No skipping ahead is allowed. During heavy renovations works of the center we frequented, there was a discussion of alternative courses in session – no matter how sound a child was, they could only join other classes underway that were behind their current course. There’s also no joining this course halfway from scratch, no matter how musically inclined the child is (so basically really no skipping ahead).
The Miss has been waiting for awhile to join one of the toddler courses which is just only opening up. It bears mentioning that we had 3 other friends looking into this course – the only one with an older toddler was encouraged to join a different center. However the two who were slightly younger than the Miss – particularly one who at the time hadn’t crossed his second birthday – were strongly discouraged from joining. That caught my attention because they needed more students to open up that class – but they still told one of my friends she would just be wasting her money if her son wasn’t quite two. Apparently it makes a very big difference to what the toddler is able to absorb in the class. In the end I heard they very reluctantly accepted a boy two weeks shy of his second birthday.

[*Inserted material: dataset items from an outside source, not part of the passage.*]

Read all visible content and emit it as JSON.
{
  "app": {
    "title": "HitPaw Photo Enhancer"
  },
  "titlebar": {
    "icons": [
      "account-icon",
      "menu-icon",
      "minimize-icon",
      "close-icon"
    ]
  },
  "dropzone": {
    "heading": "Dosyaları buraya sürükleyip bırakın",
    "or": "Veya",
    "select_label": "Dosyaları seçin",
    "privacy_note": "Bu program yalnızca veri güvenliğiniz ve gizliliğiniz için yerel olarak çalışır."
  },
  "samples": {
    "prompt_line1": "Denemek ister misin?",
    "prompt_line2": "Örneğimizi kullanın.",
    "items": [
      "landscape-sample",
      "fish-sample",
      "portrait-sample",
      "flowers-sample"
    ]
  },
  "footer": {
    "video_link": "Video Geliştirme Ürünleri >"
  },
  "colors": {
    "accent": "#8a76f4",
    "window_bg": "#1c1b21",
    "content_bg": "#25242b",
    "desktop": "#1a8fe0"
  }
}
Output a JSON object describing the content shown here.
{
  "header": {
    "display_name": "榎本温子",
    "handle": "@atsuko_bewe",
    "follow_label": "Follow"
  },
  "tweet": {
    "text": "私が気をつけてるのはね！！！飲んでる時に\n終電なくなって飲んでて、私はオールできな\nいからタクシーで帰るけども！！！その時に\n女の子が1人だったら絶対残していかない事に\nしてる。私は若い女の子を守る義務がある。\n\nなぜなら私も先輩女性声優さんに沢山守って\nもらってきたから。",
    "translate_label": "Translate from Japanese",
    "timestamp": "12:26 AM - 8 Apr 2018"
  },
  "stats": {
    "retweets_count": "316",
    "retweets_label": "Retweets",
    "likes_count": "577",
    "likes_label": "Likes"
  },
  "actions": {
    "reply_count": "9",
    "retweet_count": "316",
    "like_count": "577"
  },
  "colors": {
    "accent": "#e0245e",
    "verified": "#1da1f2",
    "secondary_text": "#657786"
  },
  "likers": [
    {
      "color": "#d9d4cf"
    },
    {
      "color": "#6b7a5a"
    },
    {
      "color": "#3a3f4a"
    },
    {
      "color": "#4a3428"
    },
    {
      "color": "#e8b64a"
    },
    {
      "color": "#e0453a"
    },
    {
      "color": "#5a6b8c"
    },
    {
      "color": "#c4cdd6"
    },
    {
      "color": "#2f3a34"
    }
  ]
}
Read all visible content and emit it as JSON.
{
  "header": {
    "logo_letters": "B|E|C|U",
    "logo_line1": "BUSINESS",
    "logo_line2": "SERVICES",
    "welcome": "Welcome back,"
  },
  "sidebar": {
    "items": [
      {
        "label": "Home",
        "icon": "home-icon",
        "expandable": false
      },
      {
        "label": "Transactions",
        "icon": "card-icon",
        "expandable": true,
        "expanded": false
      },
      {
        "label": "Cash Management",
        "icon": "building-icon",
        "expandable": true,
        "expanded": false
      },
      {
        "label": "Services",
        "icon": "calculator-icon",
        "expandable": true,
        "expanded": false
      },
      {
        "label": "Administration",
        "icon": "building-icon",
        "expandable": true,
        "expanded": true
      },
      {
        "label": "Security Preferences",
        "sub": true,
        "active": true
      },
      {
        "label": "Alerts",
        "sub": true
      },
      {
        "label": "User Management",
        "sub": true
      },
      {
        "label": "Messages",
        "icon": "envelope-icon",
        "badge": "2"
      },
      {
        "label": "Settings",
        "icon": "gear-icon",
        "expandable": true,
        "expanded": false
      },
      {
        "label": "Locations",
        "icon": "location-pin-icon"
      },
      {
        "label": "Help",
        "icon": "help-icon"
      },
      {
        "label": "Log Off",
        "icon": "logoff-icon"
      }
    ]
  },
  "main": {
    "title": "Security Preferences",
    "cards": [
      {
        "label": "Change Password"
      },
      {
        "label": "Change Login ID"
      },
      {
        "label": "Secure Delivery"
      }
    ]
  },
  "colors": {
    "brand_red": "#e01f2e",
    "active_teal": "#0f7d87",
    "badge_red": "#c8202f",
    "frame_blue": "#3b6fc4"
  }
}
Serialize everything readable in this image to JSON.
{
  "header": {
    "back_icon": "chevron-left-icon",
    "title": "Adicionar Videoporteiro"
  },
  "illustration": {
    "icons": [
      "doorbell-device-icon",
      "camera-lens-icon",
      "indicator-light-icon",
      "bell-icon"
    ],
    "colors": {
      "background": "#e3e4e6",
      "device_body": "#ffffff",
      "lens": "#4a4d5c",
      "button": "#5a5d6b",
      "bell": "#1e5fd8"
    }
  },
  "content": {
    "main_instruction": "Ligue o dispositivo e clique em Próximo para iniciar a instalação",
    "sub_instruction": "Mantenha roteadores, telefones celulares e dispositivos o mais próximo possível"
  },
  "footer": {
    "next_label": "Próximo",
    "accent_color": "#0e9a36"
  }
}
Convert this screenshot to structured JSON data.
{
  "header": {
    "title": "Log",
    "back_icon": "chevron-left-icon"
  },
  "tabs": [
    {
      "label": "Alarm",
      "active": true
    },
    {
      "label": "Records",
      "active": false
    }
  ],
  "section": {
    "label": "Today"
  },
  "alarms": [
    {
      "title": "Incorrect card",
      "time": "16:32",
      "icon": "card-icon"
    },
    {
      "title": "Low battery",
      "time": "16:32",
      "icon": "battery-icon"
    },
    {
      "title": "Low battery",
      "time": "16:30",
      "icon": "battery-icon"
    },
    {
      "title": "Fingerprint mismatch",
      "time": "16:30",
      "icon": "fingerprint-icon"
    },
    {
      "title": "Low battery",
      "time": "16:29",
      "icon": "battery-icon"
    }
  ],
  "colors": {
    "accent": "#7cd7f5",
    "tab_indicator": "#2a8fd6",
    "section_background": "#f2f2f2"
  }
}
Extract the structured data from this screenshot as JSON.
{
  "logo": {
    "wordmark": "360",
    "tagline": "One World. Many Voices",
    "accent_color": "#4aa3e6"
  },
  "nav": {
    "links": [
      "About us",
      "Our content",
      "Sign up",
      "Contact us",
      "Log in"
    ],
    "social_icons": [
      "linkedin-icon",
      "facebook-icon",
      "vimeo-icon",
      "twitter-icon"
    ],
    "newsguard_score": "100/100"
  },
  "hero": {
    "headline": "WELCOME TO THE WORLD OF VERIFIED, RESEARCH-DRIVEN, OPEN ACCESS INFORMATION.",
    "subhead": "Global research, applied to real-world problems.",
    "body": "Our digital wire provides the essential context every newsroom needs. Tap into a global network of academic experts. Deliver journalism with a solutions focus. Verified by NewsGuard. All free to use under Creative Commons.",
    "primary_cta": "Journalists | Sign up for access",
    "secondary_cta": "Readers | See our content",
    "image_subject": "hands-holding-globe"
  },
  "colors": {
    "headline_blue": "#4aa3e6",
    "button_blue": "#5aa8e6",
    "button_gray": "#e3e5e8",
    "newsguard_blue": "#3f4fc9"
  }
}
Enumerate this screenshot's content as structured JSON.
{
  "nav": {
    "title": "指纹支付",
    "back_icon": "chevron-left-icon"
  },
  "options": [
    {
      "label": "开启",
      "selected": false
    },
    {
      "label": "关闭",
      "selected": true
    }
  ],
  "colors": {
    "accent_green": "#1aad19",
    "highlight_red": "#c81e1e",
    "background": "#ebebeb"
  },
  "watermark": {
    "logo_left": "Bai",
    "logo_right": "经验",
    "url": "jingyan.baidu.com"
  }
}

And finally, in the last few months leading up to the last test/ exam Rockstar would take to complete this two year course, when he opened his mouth I heard it. That higher C.
He hit it using falsetto.
Why yes, that is a porker in the sky.
ps: To clarify, “that” comment that annoyed me sometime ago re Rockstar’s musical ability (or rather lack thereof) was never about singing, pitch/musical ear – it was about his ability to read notes. Sight reading.